157 anni, 9 mesi e 20 giorni di carcere. E’ questa la storica sentenza della Corte d’Appello di Catania sulle persone coinvolte nell’operazione della Polizia di Ragusa dell’aprile del 2014, coordinata dalla dottoressa Valentina Sincero della Procura Distrettuale Antimafia di Catania.
La sentenza della Corte d’Appello riforma quella di primo grado, accogliendo pressoché in toto le tesi accusatorie della Procura. In appello, la sentenza emessa dal Gup di Catania, Santino Mirabella, il 29 giugno dello scorso anno, aveva inflitto condanne per 96 anni e 4 mesi.
L’operazione antidroga prese il nome di “Agnellino” dal momento che con questo termine alcuni degli imputati, che svolgevano attività di pastorizia, indicavano un chilo di droga con il linguaggio in codice tra loro.
I condannati sono:
Firrisi Emanuele, anni 22 e mesi 6
Bellassai Corrado, anni 11 e mesi otto
Boschi Pieruccio, anni 14 e mesi 4
Cangialosi Rita, anni quattordici, mesi 6 e giorni 20
Errigo Giovanni, anni 14, mesi 6 e giorni 20
Ferrante Antonino, anni venti
Firrisi Michele, anni dieci e mesi quattro
Incremona Salvatore, anni dieci e mesi quattro
Lauretta Giuseppe anni nove
Occhipinti Sebastiano, anni otto
Saccone Giuseppe, anni otto
XeKa Sheptim, anni otto, mesi dieci e giorni venti
Xeka Yber, anni tre, mesi dieci e giorni venti
I poliziotti della Squadra Mobile di Ragusa insieme con quelli del Commissariato di Comiso, durante le investigazioni, avevano delineato anche il modus operandi del gruppo. Nello specifico l’organizzazione si riforniva di droga in Albania e poi, disponendo di una vasta rete di rivenditori al dettaglio, la immetteva sul mercato della provincia iblea in piccole dosi.
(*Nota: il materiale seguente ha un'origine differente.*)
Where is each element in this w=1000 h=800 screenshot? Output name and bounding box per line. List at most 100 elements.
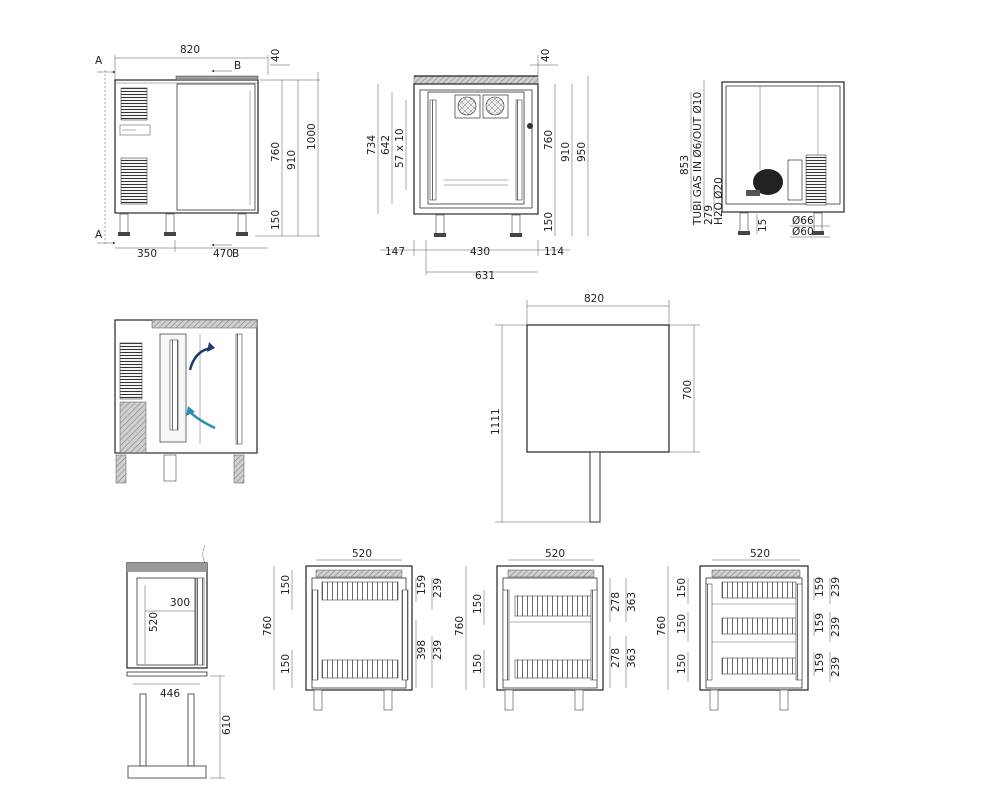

La droga veniva consegna ai “clienti” direttamente presso le loro abitazioni o ritirata a casa di alcuni degli arrestati.
Addette alla consegna erano le due donne che con la scusa di consegnare ai clienti la busta della spesa gli portavano la marijuana.
Inoltre, alcuni membri dell’organizzazione svolgevano l’attività di pastorizia e, per parlare anche con gli altri componenti della banda, utilizzavano espressioni in codice tra cui la parola “agnello” corrispondente ad un chilo di sostanza stupefacente.
Le indagini avevano anche fatto emergere singolari espedienti per superare i controlli della Polizia durante l’importazione di stupefacente: in alcuni casi, le partite di droga venivano nascoste all’interno di auto appositamente danneggiate per trasportarle con carri attrezzi.